Consider the equation: $$ c\boldsymbol{a}+d\boldsymbol{b}=\boldsymbol{0} $$ where $\boldsymbol{a}$ and $\boldsymbol{b}$ are vectors, $c$ and $d$ scalars (let's suppose they are not zero).
Why would $\boldsymbol{a}$ and $\boldsymbol{b}$ be dependent when it equals zero? I mean, I don't find the logic.
On
I'm not sure if you're asking why summing vectors to $\mathbf{0}$ makes them linearly dependent, or why the $\mathbf{0}$ vector is always linearly dependent, so I'll quickly answer both.
The first is exactly from the definition of linear dependence.
A set of vectors $\{\mathbf{v}_1, \mathbf{v}_2, \cdots, \mathbf{v}_n\}$ is linearly dependent if you have some linear combination $a_1\mathbf{v}_1+a_2\mathbf{v}_2+\cdots+a_n\mathbf{v}_n=0$ where not every $a_1$ is $0$. So if you have a linear combination of vectors that sum to $\mathbf{0}$ when the scalars are not all $0$, you have a linearly dependent set of vectors.
The second is a direct result of this defintion.
Specifically, you only need $one$ of your scalars to be nonzero.
So if one of your vectors $\mathbf{v}_i$ is $\mathbf{0}$ you can let every $a_k$ be $0$ when $k\neq i$ and let $a_1$ be any nonzero number and you have your linear combination that shows linear dependence.
On
Assume that
$$a_1v_1+a_2v_2=0$$ with $a_2\ne 0.$ Then it is
$$v_2=-\frac{a_1}{a_2}v_1.$$ That is, $v_1,v_2$ are linearly dependent.
In general, assume that
$$a_1v_1+a_2v_2+\dots +a_nv_n=0$$ with $a_n\ne 0.$ Then it is
$$v_n=-\frac{a_1}{a_n}v_1+\dots -\frac{a_{n-1}}{a_n}v_{n-1}.$$ That is, $v_n$ is a linear combination of $v_1,\dots,v_{n-1}.$ In other words, $v_1,\dots,v_n$ are linearly dependent.

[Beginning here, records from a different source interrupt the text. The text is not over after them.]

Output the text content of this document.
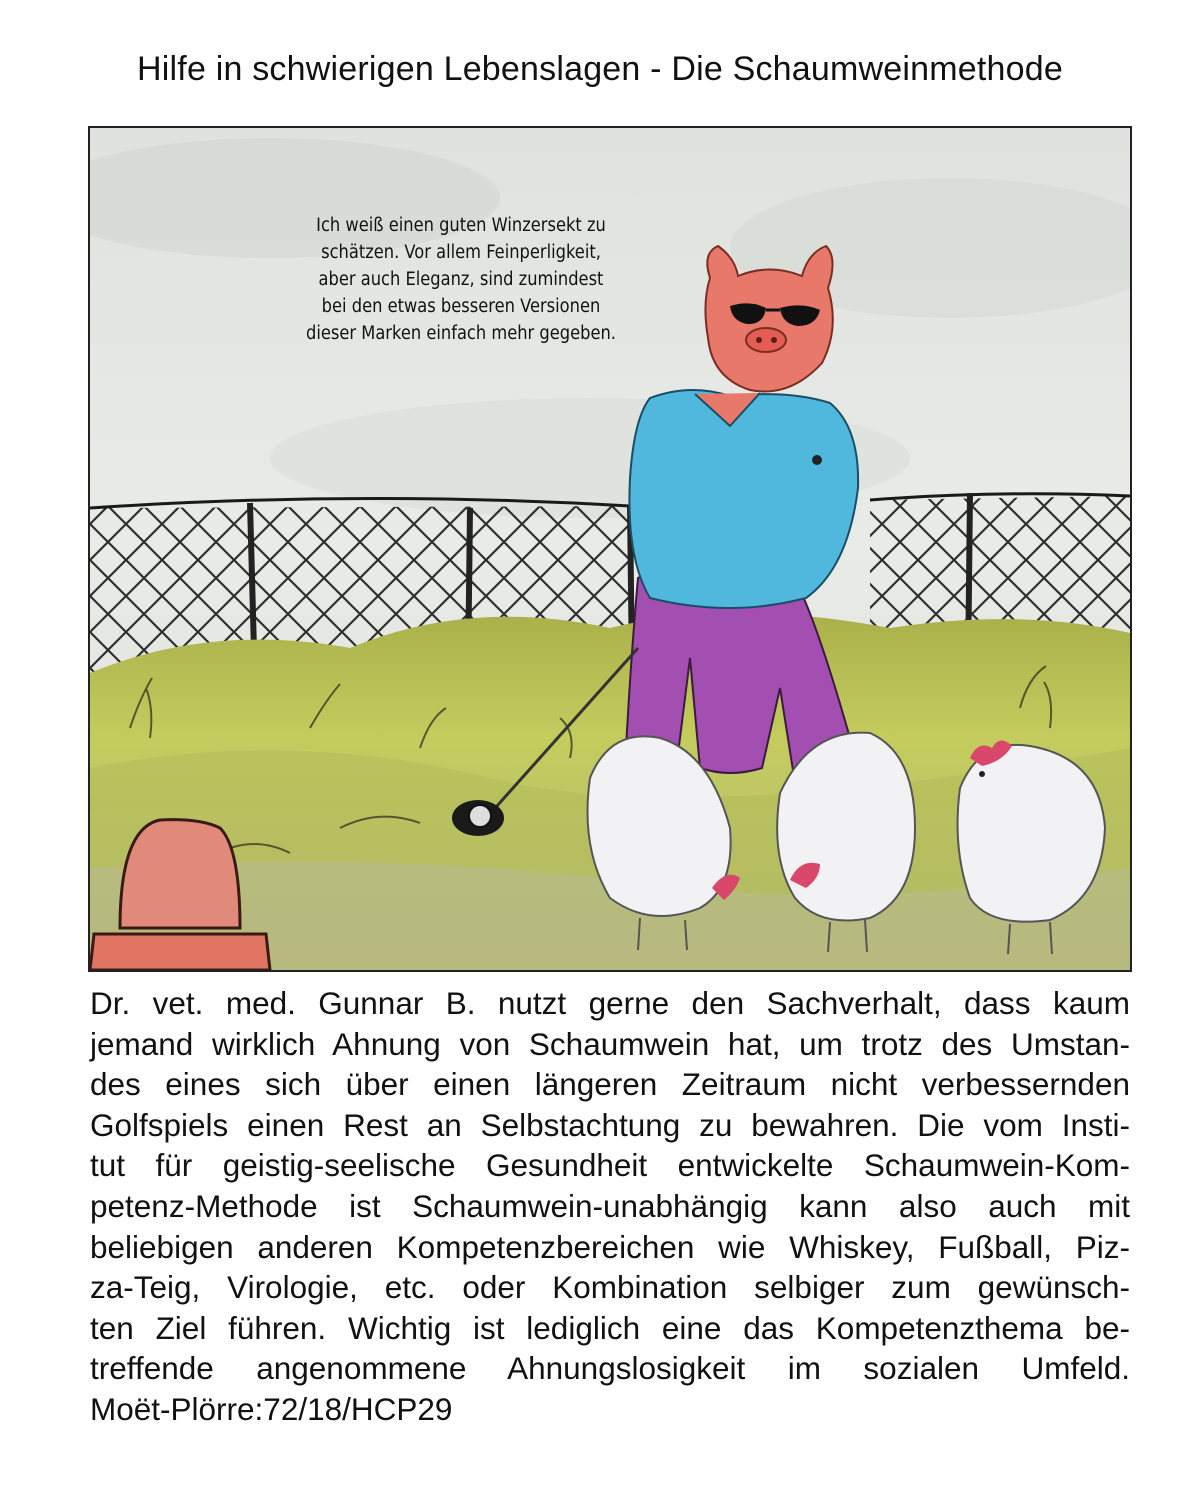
Hilfe in schwierigen Lebenslagen - Die Schaumweinmethode
Ich weiß einen guten Winzersekt zu
schätzen. Vor allem Feinperligkeit,
aber auch Eleganz, sind zumindest
bei den etwas besseren Versionen
dieser Marken einfach mehr gegeben.
Dr. vet. med. Gunnar B. nutzt gerne den Sachverhalt, dass kaum
jemand wirklich Ahnung von Schaumwein hat, um trotz des Umstan-
des eines sich über einen längeren Zeitraum nicht verbessernden
Golfspiels einen Rest an Selbstachtung zu bewahren. Die vom Insti-
tut für geistig-seelische Gesundheit entwickelte Schaumwein-Kom-
petenz-Methode ist Schaumwein-unabhängig kann also auch mit
beliebigen anderen Kompetenzbereichen wie Whiskey, Fußball, Piz-
za-Teig, Virologie, etc. oder Kombination selbiger zum gewünsch-
ten Ziel führen. Wichtig ist lediglich eine das Kompetenzthema be-
treffende angenommene Ahnungslosigkeit im sozialen Umfeld.
Moët-Plörre:72/18/HCP29
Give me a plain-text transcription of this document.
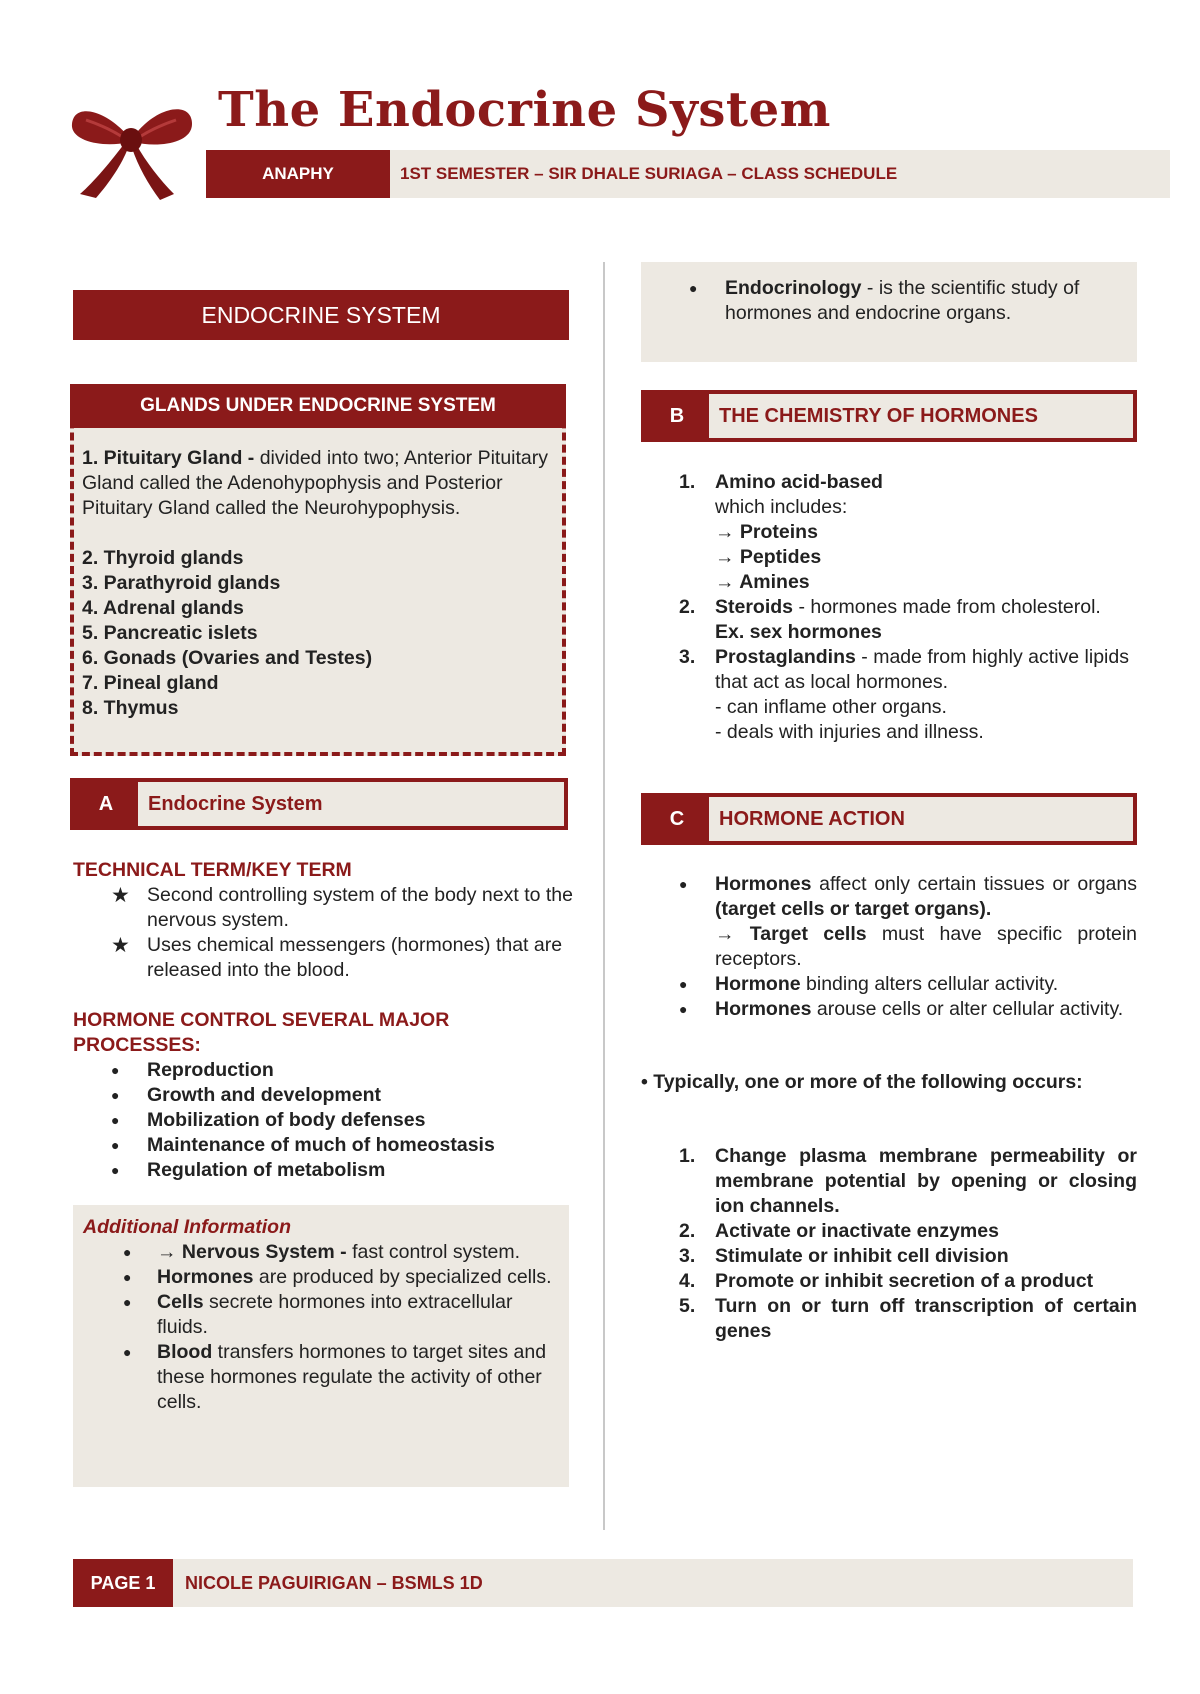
The Endocrine System
ANAPHY	1ST SEMESTER – SIR DHALE SURIAGA – CLASS SCHEDULE
ENDOCRINE SYSTEM
GLANDS UNDER ENDOCRINE SYSTEM

1. Pituitary Gland - divided into two; Anterior Pituitary Gland called the Adenohypophysis and Posterior Pituitary Gland called the Neurohypophysis.

2. Thyroid glands

3. Parathyroid glands

4. Adrenal glands

5. Pancreatic islets

6. Gonads (Ovaries and Testes)

7. Pineal gland

8. Thymus

A	Endocrine System
TECHNICAL TERM/KEY TERM
★ Second controlling system of the body next to the nervous system.
★ Uses chemical messengers (hormones) that are released into the blood.
HORMONE CONTROL SEVERAL MAJOR PROCESSES:
● Reproduction
● Growth and development
● Mobilization of body defenses
● Maintenance of much of homeostasis
● Regulation of metabolism
Additional Information
● → Nervous System - fast control system.
● Hormones are produced by specialized cells.
● Cells secrete hormones into extracellular fluids.
● Blood transfers hormones to target sites and these hormones regulate the activity of other cells.
● Endocrinology - is the scientific study of hormones and endocrine organs.
B	THE CHEMISTRY OF HORMONES
1. Amino acid-based
which includes:
→ Proteins
→ Peptides
→ Amines
2. Steroids - hormones made from cholesterol.
Ex. sex hormones
3. Prostaglandins - made from highly active lipids that act as local hormones.
- can inflame other organs.
- deals with injuries and illness.
C	HORMONE ACTION
● Hormones affect only certain tissues or organs (target cells or target organs).
→ Target cells must have specific protein receptors.
● Hormone binding alters cellular activity.
● Hormones arouse cells or alter cellular activity.
• Typically, one or more of the following occurs:
1. Change plasma membrane permeability or membrane potential by opening or closing ion channels.
2. Activate or inactivate enzymes
3. Stimulate or inhibit cell division
4. Promote or inhibit secretion of a product
5. Turn on or turn off transcription of certain genes
PAGE 1	NICOLE PAGUIRIGAN – BSMLS 1D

Because that's the way linear dependence is defined: the vectors $v_1,v_2,\ldots,v_k$ are linearly dependent if the null vector can be written as $\alpha_1v_1+\alpha_2v_2+\cdots+\alpha_kv_k$, where $\alpha_1,\alpha_2,\ldots,\alpha_k$ are scalars and not all of them are equal to $0$.